I remember my grandfather telling me how exciting it was to study history and thinking that he was probably just a bit senile because I couldn’t imagine a more boring subject – except math. I’d have taken history over math any day.
Now, I understand his passion. History is so much more than dusty, dry textbooks. It’s the story of the people who came before us. Now, there is nothing I love studying more than the stories of people and places. That’s why I love combining history, geography, and literature and these are some of my favorite resources for doing so.
1. Truthquest. I’ve got to say that I didn’t care for Truthquest as a complete, stand-alone curriculum because it is very teacher-intensive when it comes to planning. There is just so much and it’s hard to know what to include, what to skip, and how to schedule it all. However, it’s a fantastic resource for books – biographies, literature, activity, non-fiction – for studying history in a literature-based fashion.
2. Pin-It Maps. I love the maps from Pin-It Maps. Sure you could use other maps, but these are fun, hands-on maps, and so comprehensive. They have my teen’s stamp of approval, but they’re suitable for a wide variety of ages and homeschooling styles.
3. Give Your Child the World. I am so excited about this brand-new book from the author of the Simple Homeschool blog, Jamie Martin! It makes me wish my kids were younger. It’s a resource of over 600 children’s book recommendations organized by region, country, and target age-range (for ages 4-12), and it includes an index that sorts the books by historical time period. I’ll be doing a review of Give Your Child the World soon, but it’s available on Amazon now (and already a bestseller in homeschooling).
4. History Odyssey. I’ve used History Odyssey with each of my kids at one time or another and have always enjoyed this meaty, literature-based history curriculum that includes geography and writing. We have only used levels one and two, which are for elementary and middle school, but I found level two challenging enough for many high school students.
5. Trail Guide to Learning. We absolutely loved Trail Guide to Learning and would have continued all the way through the new Journeys series if it had been ready in time for my kids’ middle school years.

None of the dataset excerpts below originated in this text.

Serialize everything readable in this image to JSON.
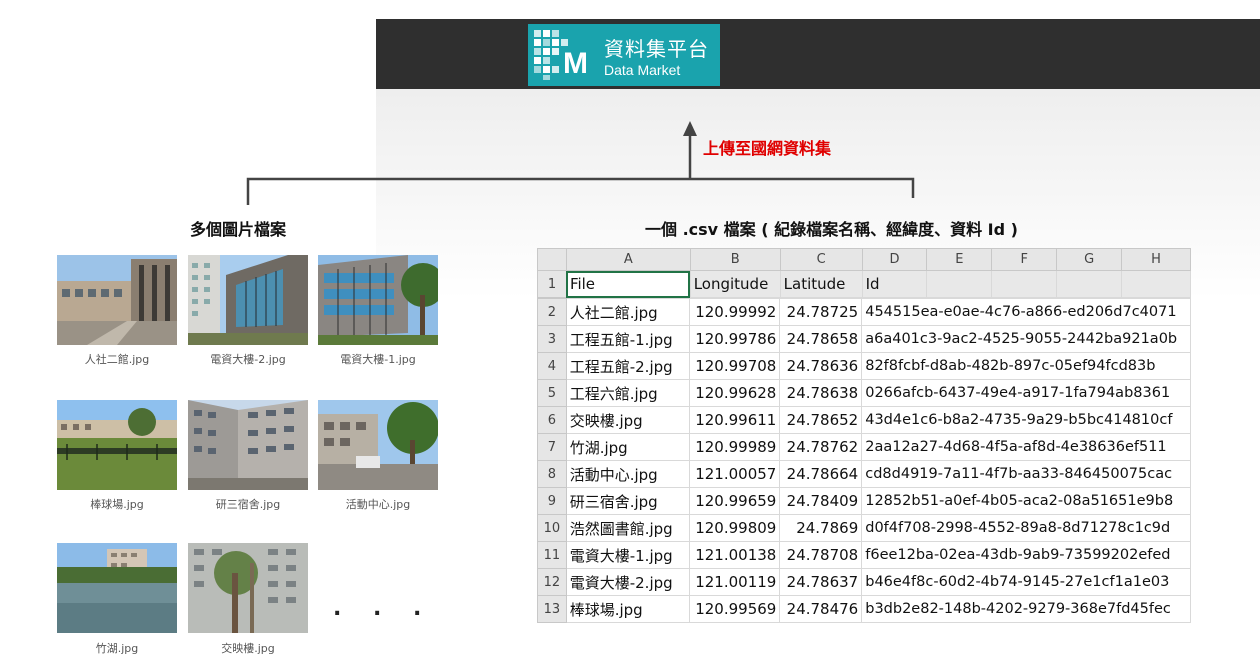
{
  "banner": {
    "logo_cn": "資料集平台",
    "logo_en": "Data Market",
    "colors": {
      "dark": "#2f2f2f",
      "logo_bg": "#1aa3ad"
    }
  },
  "flow": {
    "upload_label": "上傳至國網資料集",
    "upload_color": "#e00000",
    "left_caption": "多個圖片檔案",
    "right_caption": "一個 .csv 檔案 ( 紀錄檔案名稱、經緯度、資料 Id )"
  },
  "thumbnails": [
    {
      "label": "人社二館.jpg",
      "scene": "building-plaza"
    },
    {
      "label": "電資大樓-2.jpg",
      "scene": "building-tall"
    },
    {
      "label": "電資大樓-1.jpg",
      "scene": "building-tree"
    },
    {
      "label": "棒球場.jpg",
      "scene": "field"
    },
    {
      "label": "研三宿舍.jpg",
      "scene": "dorm"
    },
    {
      "label": "活動中心.jpg",
      "scene": "street"
    },
    {
      "label": "竹湖.jpg",
      "scene": "lake"
    },
    {
      "label": "交映樓.jpg",
      "scene": "building-trees"
    }
  ],
  "more": ". . .",
  "spreadsheet": {
    "column_letters": [
      "A",
      "B",
      "C",
      "D",
      "E",
      "F",
      "G",
      "H"
    ],
    "headers": [
      "File",
      "Longitude",
      "Latitude",
      "Id"
    ],
    "rows": [
      [
        "人社二館.jpg",
        "120.99992",
        "24.78725",
        "454515ea-e0ae-4c76-a866-ed206d7c4071"
      ],
      [
        "工程五館-1.jpg",
        "120.99786",
        "24.78658",
        "a6a401c3-9ac2-4525-9055-2442ba921a0b"
      ],
      [
        "工程五館-2.jpg",
        "120.99708",
        "24.78636",
        "82f8fcbf-d8ab-482b-897c-05ef94fcd83b"
      ],
      [
        "工程六館.jpg",
        "120.99628",
        "24.78638",
        "0266afcb-6437-49e4-a917-1fa794ab8361"
      ],
      [
        "交映樓.jpg",
        "120.99611",
        "24.78652",
        "43d4e1c6-b8a2-4735-9a29-b5bc414810cf"
      ],
      [
        "竹湖.jpg",
        "120.99989",
        "24.78762",
        "2aa12a27-4d68-4f5a-af8d-4e38636ef511"
      ],
      [
        "活動中心.jpg",
        "121.00057",
        "24.78664",
        "cd8d4919-7a11-4f7b-aa33-846450075cac"
      ],
      [
        "研三宿舍.jpg",
        "120.99659",
        "24.78409",
        "12852b51-a0ef-4b05-aca2-08a51651e9b8"
      ],
      [
        "浩然圖書館.jpg",
        "120.99809",
        "24.7869",
        "d0f4f708-2998-4552-89a8-8d71278c1c9d"
      ],
      [
        "電資大樓-1.jpg",
        "121.00138",
        "24.78708",
        "f6ee12ba-02ea-43db-9ab9-73599202efed"
      ],
      [
        "電資大樓-2.jpg",
        "121.00119",
        "24.78637",
        "b46e4f8c-60d2-4b74-9145-27e1cf1a1e03"
      ],
      [
        "棒球場.jpg",
        "120.99569",
        "24.78476",
        "b3db2e82-148b-4202-9279-368e7fd45fec"
      ]
    ]
  }
}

Trail Guide to Learning is a complete curriculum, not just literature, history, and geography, but we loved it so much I couldn’t not mention it on a list like this.
6. Galloping the Globe/Cantering the Country. These titles, published by Geography Matters and geared towards students in grades K-5, cover literature, history, geography, and more.
7. Geography from A to Z. This handy little reference guide explains 60+ geography terms with full-color illustrations. It’s simple enough for young kids, but helpful for all ages.
8. Cookbooks. I love including food when studying geography and history. You could even prepare meals mentioned in the novels you’re reading for a literature tie-in. Eat Your Way Around the World and Eat Your Way Through the USA are two great geography-based cookbooks, and Our Food Recipes is a nifty little website with recipes from a variety of historical periods.
9. Journaling. Journaling obviously isn’t a specific resource, but it’s a fun way to tie in writing. You could adapt this summer reading journal idea for year ‘round use with the literature selections for your history studies. Couple that with these journaling ideas from WriteShop and you’re set!
10. Passports. If you’re going to be traveling the world through history and literature, you’ve got to have passports. Well, you do if you have younger kids, anyway. Check out these printable passports to create your own or purchase play passports for your kids to use.
What are some of your favorite ways of combining history, literature, and geography?